Contiguous letter sequences

What’s the shortest word that contains ‘ABCDE’ and so on…

Contiguous letter sequences

Haggard Hawks—one of my favorite Twitter accounts, and the subject of a different project once before—tweeted out this fun fact.

GOLDFINCHES contains the letters CDEFGHI.
JASMINELIKE contains the letters IJKLMN.
PROPINQUITIES contains the letters OPQRST.


Which got the ol’ thinker thinkin’.

The code for this is relatively straightforward, so I wont belabor it, but I will admit I had to think a bit about what exactly I wanted to do. I came up with

For each subsequence of the alphabet, what is the shortest word in my dictionary(we'll come back to this) that contains all letters in this subsequence?


A few points:

• I wanted the shortest word as a way to make the solutions more unique, and more “purely” about the letters.
• I wanted to consider all subsequences because I predicted it would make for a better visualization and decomposition of the alphabet than random splittings of letters.

The coding part

The most challenging of the coding component was an organized and reasonably efficient way to run through all words in the dictionary and all subsequences. Since the dictionary is long in comparison to the number of subsequences—(n^2 + n) / 2)-n=325 because I ignore single letters—I knew that I’d want to scroll through the dictionary and check which of the subsequences were there. Thus I made a dict, with keys all the subsequences and values as empty lists, and then checked if the alphabetized-uniqued version of the word contained the subsequence. If so, I added it to the dictionary in length order. This worked and wasn’t too slow, even for 300k words.

If I were really flexing, I’d have made the subsequences into a trie, and traversed that to reduce the number of checks, but it didn’t seem worth it since the run-time was so small already.

Visualization

After running through the above, I knew in my mind that I wanted some matrix presentation of the data, but for the life of me couldn’t make sense of how to do it. I kept thinking that the rows and columns would be letters contained in the sequence, but this actually becomes sort of a tensor(3-dimensional matrix), in that there is a matrix of containment for every pair of letters. After far too long I realized that starting letter and ending letter uniquely identify the subsequence, and realized what I wanted.

I used Tableau to simplify generating the graphics, which for this simple of a project, was plenty.

In the above you’ll notice two matrices because I used two separate word lists. Originally, I just used the unix wordlist, but I immediately noticed I didn’t find JASMINELIKE in my analysis, or even another word that contained IJKLMN. This bothered me, so I looked around for a longer wordlist similar to the unix one. I found this one. I liked how similar the wordlists were, and this one is about 50% larger.
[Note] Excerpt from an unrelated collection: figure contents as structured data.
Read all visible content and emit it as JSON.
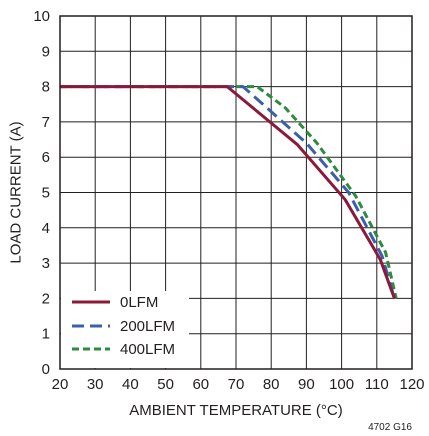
{
  "chart_data": {
    "type": "line",
    "title": "",
    "xlabel": "AMBIENT TEMPERATURE  (°C)",
    "ylabel": "LOAD CURRENT (A)",
    "xlim": [
      20,
      120
    ],
    "ylim": [
      0,
      10
    ],
    "xticks": [
      20,
      30,
      40,
      50,
      60,
      70,
      80,
      90,
      100,
      110,
      120
    ],
    "yticks": [
      0,
      1,
      2,
      3,
      4,
      5,
      6,
      7,
      8,
      9,
      10
    ],
    "grid": true,
    "legend_position": "bottom-left",
    "figure_id": "4702 G16",
    "series": [
      {
        "name": "0LFM",
        "color": "#8b1a3a",
        "dash": "solid",
        "x": [
          20,
          67.5,
          87.5,
          101,
          111,
          115
        ],
        "y": [
          8,
          8,
          6.35,
          4.8,
          3.1,
          2.0
        ]
      },
      {
        "name": "200LFM",
        "color": "#3b5fa8",
        "dash": "dashed",
        "x": [
          20,
          72,
          90,
          102,
          111.5,
          115
        ],
        "y": [
          8,
          8,
          6.4,
          5.0,
          3.2,
          2.0
        ]
      },
      {
        "name": "400LFM",
        "color": "#2e8b3d",
        "dash": "dashed",
        "x": [
          20,
          76,
          84,
          93,
          104,
          112.5,
          115.5
        ],
        "y": [
          8,
          8,
          7.4,
          6.4,
          4.9,
          3.3,
          2.0
        ]
      }
    ]
  }
}
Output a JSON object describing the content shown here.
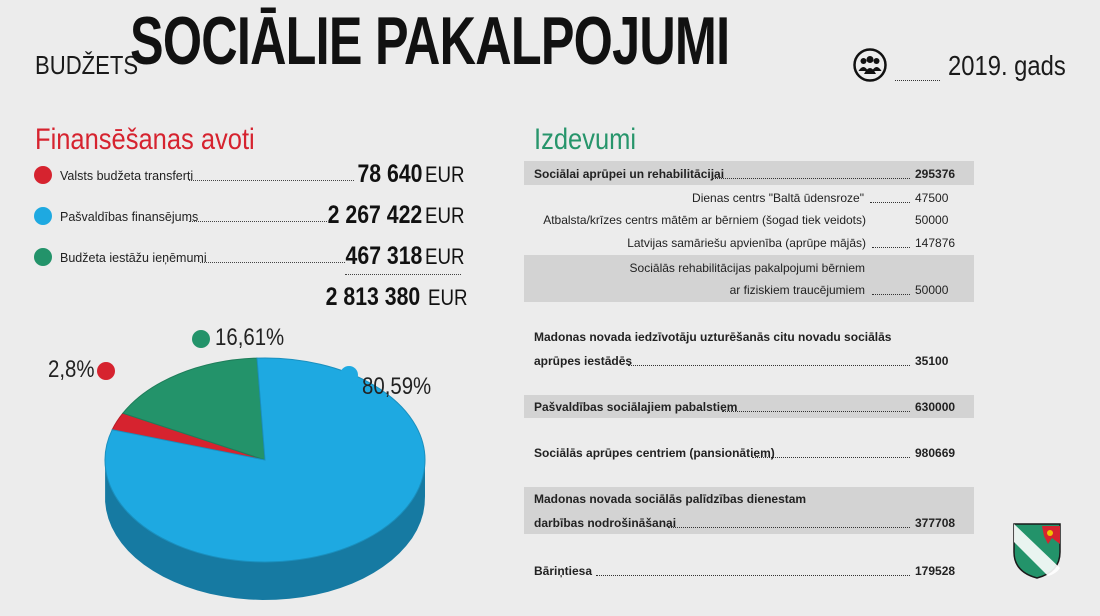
{
  "header": {
    "prefix": "BUDŽETS",
    "title": "SOCIĀLIE PAKALPOJUMI",
    "year": "2019. gads",
    "icon": "people-group-icon"
  },
  "funding": {
    "title": "Finansēšanas avoti",
    "items": [
      {
        "label": "Valsts budžeta transferti",
        "amount": "78 640",
        "unit": "EUR",
        "color": "#d6232f"
      },
      {
        "label": "Pašvaldības finansējums",
        "amount": "2 267 422",
        "unit": "EUR",
        "color": "#1ea9e1"
      },
      {
        "label": "Budžeta iestāžu ieņēmumi",
        "amount": "467 318",
        "unit": "EUR",
        "color": "#23936a"
      }
    ],
    "total": {
      "amount": "2 813 380",
      "unit": "EUR"
    }
  },
  "chart_data": {
    "type": "pie",
    "slices": [
      {
        "label": "2,8%",
        "value": 2.8,
        "color": "#d6232f"
      },
      {
        "label": "16,61%",
        "value": 16.61,
        "color": "#23936a"
      },
      {
        "label": "80,59%",
        "value": 80.59,
        "color": "#1ea9e1"
      }
    ]
  },
  "expenses": {
    "title": "Izdevumi",
    "rows": [
      {
        "label": "Sociālai aprūpei un rehabilitācijai",
        "value": "295376"
      },
      {
        "label": "Dienas centrs \"Baltā ūdensroze\"",
        "value": "47500"
      },
      {
        "label": "Atbalsta/krīzes centrs mātēm ar bērniem (šogad tiek veidots)",
        "value": "50000"
      },
      {
        "label": "Latvijas samāriešu apvienība (aprūpe mājās)",
        "value": "147876"
      },
      {
        "label1": "Sociālās rehabilitācijas pakalpojumi bērniem",
        "label2": "ar fiziskiem traucējumiem",
        "value": "50000"
      },
      {
        "label1": "Madonas novada iedzīvotāju uzturēšanās citu novadu sociālās",
        "label2": "aprūpes iestādēs",
        "value": "35100"
      },
      {
        "label": "Pašvaldības sociālajiem pabalstiem",
        "value": "630000"
      },
      {
        "label": "Sociālās aprūpes centriem (pansionātiem)",
        "value": "980669"
      },
      {
        "label1": "Madonas novada sociālās palīdzības dienestam",
        "label2": "darbības nodrošināšanai",
        "value": "377708"
      },
      {
        "label": "Bāriņtiesa",
        "value": "179528"
      }
    ]
  }
}
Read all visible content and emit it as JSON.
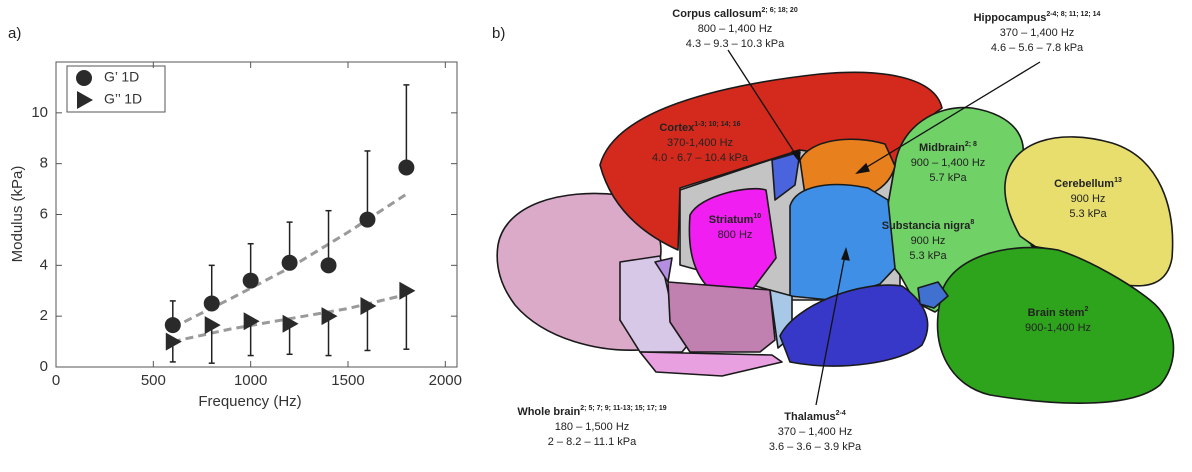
{
  "panel_labels": [
    "a)",
    "b)"
  ],
  "chart_data": {
    "type": "scatter",
    "x_label": "Frequency (Hz)",
    "y_label": "Modulus (kPa)",
    "x": [
      600,
      800,
      1000,
      1200,
      1400,
      1600,
      1800
    ],
    "xlim": [
      0,
      2060
    ],
    "ylim": [
      0,
      12
    ],
    "xticks": [
      0,
      500,
      1000,
      1500,
      2000
    ],
    "yticks": [
      0,
      2,
      4,
      6,
      8,
      10
    ],
    "legend": "upper left",
    "series": [
      {
        "name": "G’ 1D",
        "color": "#2a2a2a",
        "marker": "circle",
        "error_direction": "up",
        "values": [
          1.65,
          2.5,
          3.4,
          4.1,
          4.0,
          5.8,
          7.85
        ],
        "errors": [
          0.95,
          1.5,
          1.45,
          1.6,
          2.15,
          2.7,
          3.25
        ],
        "fit": {
          "color": "#9a9a9a",
          "x": [
            600,
            900,
            1200,
            1500,
            1800
          ],
          "values": [
            1.55,
            2.7,
            3.9,
            5.3,
            6.8
          ]
        }
      },
      {
        "name": "G’’ 1D",
        "color": "#2a2a2a",
        "marker": "triangle-right",
        "error_direction": "down",
        "values": [
          1.0,
          1.65,
          1.8,
          1.7,
          2.0,
          2.4,
          3.0
        ],
        "errors": [
          0.8,
          1.5,
          1.35,
          1.2,
          1.55,
          1.75,
          2.3
        ],
        "fit": {
          "color": "#9a9a9a",
          "x": [
            600,
            900,
            1200,
            1500,
            1800
          ],
          "values": [
            1.0,
            1.5,
            1.9,
            2.3,
            2.85
          ]
        }
      }
    ]
  },
  "diagram": {
    "labels": [
      {
        "name": "Corpus callosum",
        "sup": "2; 6; 18; 20",
        "lines": [
          "800 – 1,400 Hz",
          "4.3 – 9.3 – 10.3 kPa"
        ]
      },
      {
        "name": "Hippocampus",
        "sup": "2-4; 8; 11; 12; 14",
        "lines": [
          "370 – 1,400 Hz",
          "4.6 – 5.6 – 7.8 kPa"
        ]
      },
      {
        "name": "Cortex",
        "sup": "1-3; 10; 14; 16",
        "lines": [
          "370-1,400 Hz",
          "4.0 - 6.7 – 10.4 kPa"
        ]
      },
      {
        "name": "Midbrain",
        "sup": "2; 8",
        "lines": [
          "900 – 1,400 Hz",
          "5.7 kPa"
        ]
      },
      {
        "name": "Cerebellum",
        "sup": "13",
        "lines": [
          "900 Hz",
          "5.3 kPa"
        ]
      },
      {
        "name": "Striatum",
        "sup": "10",
        "lines": [
          "800 Hz"
        ]
      },
      {
        "name": "Substancia nigra",
        "sup": "8",
        "lines": [
          "900 Hz",
          "5.3 kPa"
        ]
      },
      {
        "name": "Brain stem",
        "sup": "2",
        "lines": [
          "900-1,400 Hz"
        ]
      },
      {
        "name": "Whole brain",
        "sup": "2; 5; 7; 9; 11-13; 15; 17; 19",
        "lines": [
          "180 – 1,500 Hz",
          "2 – 8.2 – 11.1 kPa"
        ]
      },
      {
        "name": "Thalamus",
        "sup": "2-4",
        "lines": [
          "370 – 1,400 Hz",
          "3.6 – 3.6 – 3.9 kPa"
        ]
      }
    ]
  }
}
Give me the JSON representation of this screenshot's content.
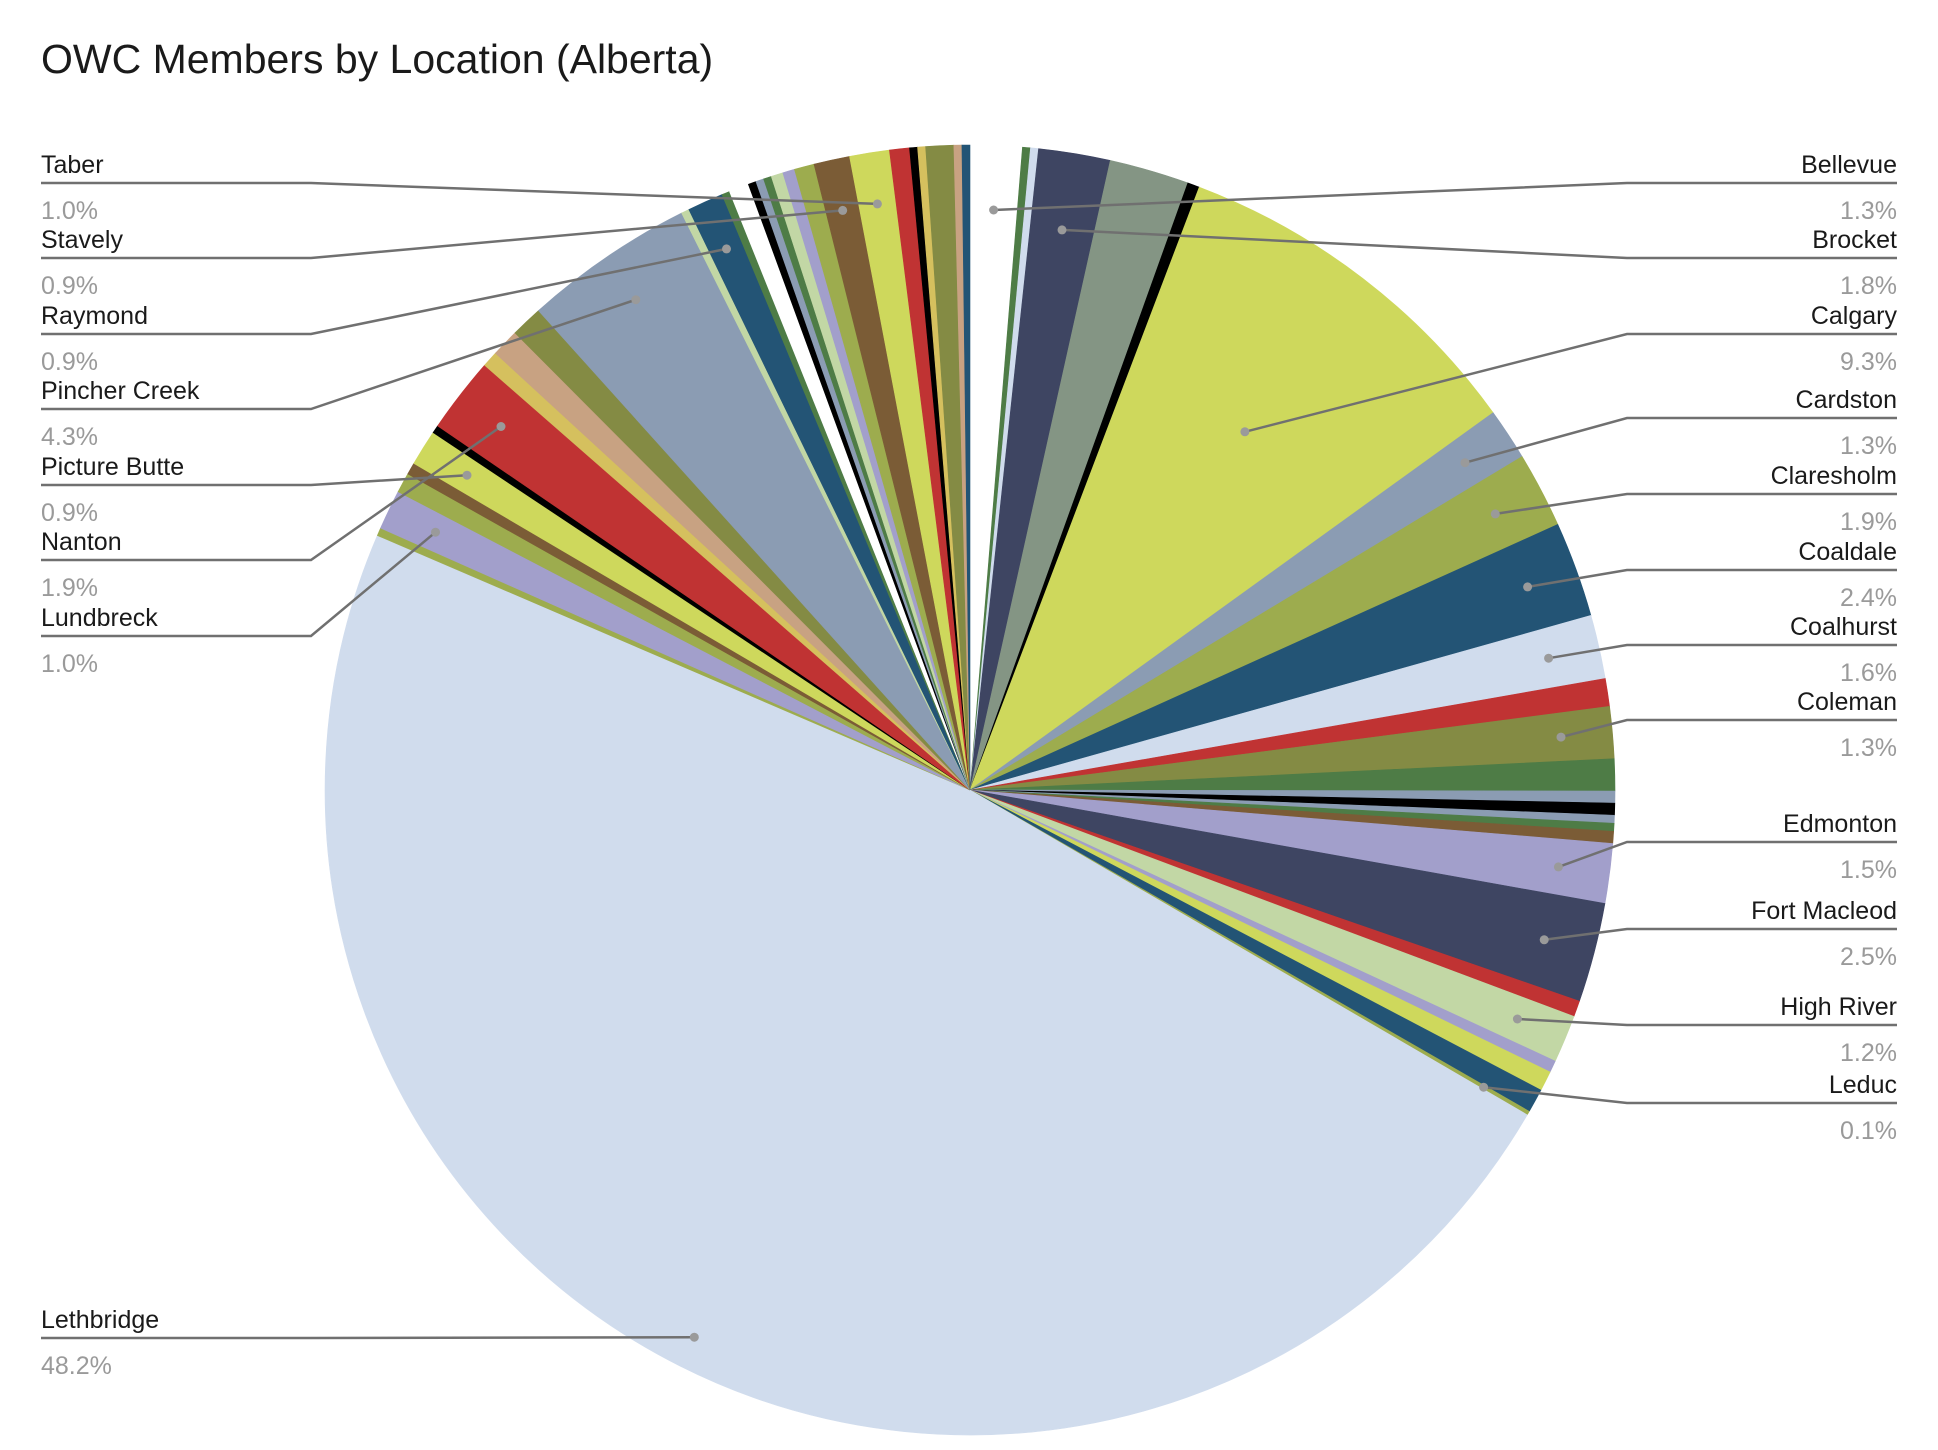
{
  "chart_data": {
    "type": "pie",
    "title": "OWC Members by Location (Alberta)",
    "legend": "none",
    "start_angle_deg": 0,
    "direction": "clockwise",
    "slices": [
      {
        "value": 1.3,
        "color": "#ffffff",
        "label": "Bellevue",
        "pct": "1.3%"
      },
      {
        "value": 0.2,
        "color": "#4e7c46"
      },
      {
        "value": 0.2,
        "color": "#d0dced"
      },
      {
        "value": 1.8,
        "color": "#3e4562",
        "label": "Brocket",
        "pct": "1.8%"
      },
      {
        "value": 2.0,
        "color": "#849584"
      },
      {
        "value": 0.3,
        "color": "#000000"
      },
      {
        "value": 9.3,
        "color": "#ced85c",
        "label": "Calgary",
        "pct": "9.3%"
      },
      {
        "value": 1.3,
        "color": "#8b9cb3",
        "label": "Cardston",
        "pct": "1.3%"
      },
      {
        "value": 1.9,
        "color": "#9dac4e",
        "label": "Claresholm",
        "pct": "1.9%"
      },
      {
        "value": 2.4,
        "color": "#235475",
        "label": "Coaldale",
        "pct": "2.4%"
      },
      {
        "value": 1.6,
        "color": "#d0dced",
        "label": "Coalhurst",
        "pct": "1.6%"
      },
      {
        "value": 0.7,
        "color": "#c03333"
      },
      {
        "value": 1.3,
        "color": "#848b44",
        "label": "Coleman",
        "pct": "1.3%"
      },
      {
        "value": 0.8,
        "color": "#4e7c46"
      },
      {
        "value": 0.3,
        "color": "#8b9cb3"
      },
      {
        "value": 0.3,
        "color": "#000000"
      },
      {
        "value": 0.2,
        "color": "#8b9cb3"
      },
      {
        "value": 0.2,
        "color": "#4e7c46"
      },
      {
        "value": 0.3,
        "color": "#7b5c36"
      },
      {
        "value": 1.5,
        "color": "#a29fcb",
        "label": "Edmonton",
        "pct": "1.5%"
      },
      {
        "value": 2.5,
        "color": "#3e4562",
        "label": "Fort Macleod",
        "pct": "2.5%"
      },
      {
        "value": 0.4,
        "color": "#c03333"
      },
      {
        "value": 1.2,
        "color": "#c2d7a5",
        "label": "High River",
        "pct": "1.2%"
      },
      {
        "value": 0.3,
        "color": "#a29fcb"
      },
      {
        "value": 0.5,
        "color": "#ced85c"
      },
      {
        "value": 0.6,
        "color": "#235475"
      },
      {
        "value": 0.1,
        "color": "#9dac4e",
        "label": "Leduc",
        "pct": "0.1%"
      },
      {
        "value": 48.2,
        "color": "#d0dced",
        "label": "Lethbridge",
        "pct": "48.2%"
      },
      {
        "value": 0.2,
        "color": "#9dac4e"
      },
      {
        "value": 1.0,
        "color": "#a29fcb",
        "label": "Lundbreck",
        "pct": "1.0%"
      },
      {
        "value": 0.5,
        "color": "#9dac4e"
      },
      {
        "value": 0.3,
        "color": "#7b5c36"
      },
      {
        "value": 0.9,
        "color": "#ced85c",
        "label": "Picture Butte",
        "pct": "0.9%"
      },
      {
        "value": 0.2,
        "color": "#000000"
      },
      {
        "value": 1.9,
        "color": "#c03333",
        "label": "Nanton",
        "pct": "1.9%"
      },
      {
        "value": 0.4,
        "color": "#d5c05e"
      },
      {
        "value": 0.7,
        "color": "#c8a282"
      },
      {
        "value": 0.8,
        "color": "#848b44"
      },
      {
        "value": 4.3,
        "color": "#8b9cb3",
        "label": "Pincher Creek",
        "pct": "4.3%"
      },
      {
        "value": 0.2,
        "color": "#c2d7a5"
      },
      {
        "value": 0.9,
        "color": "#235475",
        "label": "Raymond",
        "pct": "0.9%"
      },
      {
        "value": 0.2,
        "color": "#4e7c46"
      },
      {
        "value": 0.5,
        "color": "#ffffff"
      },
      {
        "value": 0.2,
        "color": "#000000"
      },
      {
        "value": 0.2,
        "color": "#8b9cb3"
      },
      {
        "value": 0.2,
        "color": "#4e7c46"
      },
      {
        "value": 0.3,
        "color": "#c2d7a5"
      },
      {
        "value": 0.3,
        "color": "#a29fcb"
      },
      {
        "value": 0.5,
        "color": "#9dac4e"
      },
      {
        "value": 0.9,
        "color": "#7b5c36",
        "label": "Stavely",
        "pct": "0.9%"
      },
      {
        "value": 1.0,
        "color": "#ced85c",
        "label": "Taber",
        "pct": "1.0%"
      },
      {
        "value": 0.5,
        "color": "#c03333"
      },
      {
        "value": 0.2,
        "color": "#000000"
      },
      {
        "value": 0.2,
        "color": "#d5c05e"
      },
      {
        "value": 0.7,
        "color": "#848b44"
      },
      {
        "value": 0.2,
        "color": "#c8a282"
      },
      {
        "value": 0.2,
        "color": "#235475"
      }
    ]
  }
}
You’ll notice that the larger dictionary does, in-fact, have jasminelike, and adds some other good words on the outskirts of this matrix.

I liked that the big stair steps in the matrices show where certain letters have a lot less words.

Efficiency

Because I was thinking about how short the words were in terms of their subsequence, I decided to compute efficiency of the words. Hueristically, this meant how many letters beyond the subsequence were necessary to create the word. We expect that as the subsequence grows in length, the efficiency will also decrease, and that was true.

To compute this I used the following formula:

(
1-([Containing Word Len]-[number of consecs])/[Containing Word Len]
)*[number of consecs]


Which is the percentage of the number of unnecissary letters multiplied by the number of consecutive letters. The reason for skewing by consecutive letters is to accomidate that it’s harder and harder to make a word as the number of letters increase.

Some analysis

If I wanted to recreate the original tweet with the shortest possible words:

LIGHTFACED is a shorter word for CDEFGHI
JASMINELIKE is the shortest for IJKLMN
PAROQUETS is shorter for OPQRSTU


If I wanted the shortest total letters to express the alphabet:

AB,CD,FE,HG,JI,KL,MN,PO,QR,ST,VU,XW,YEZ


Which isn’t very interesting, so I switched to shortest number of words and minimizing letters within that:

BOLDFACE,HIGHJACK,PLASMOQUIN,LIVERWURST,XYZ


Note that this required a bit more coding, to find the optimal sequence.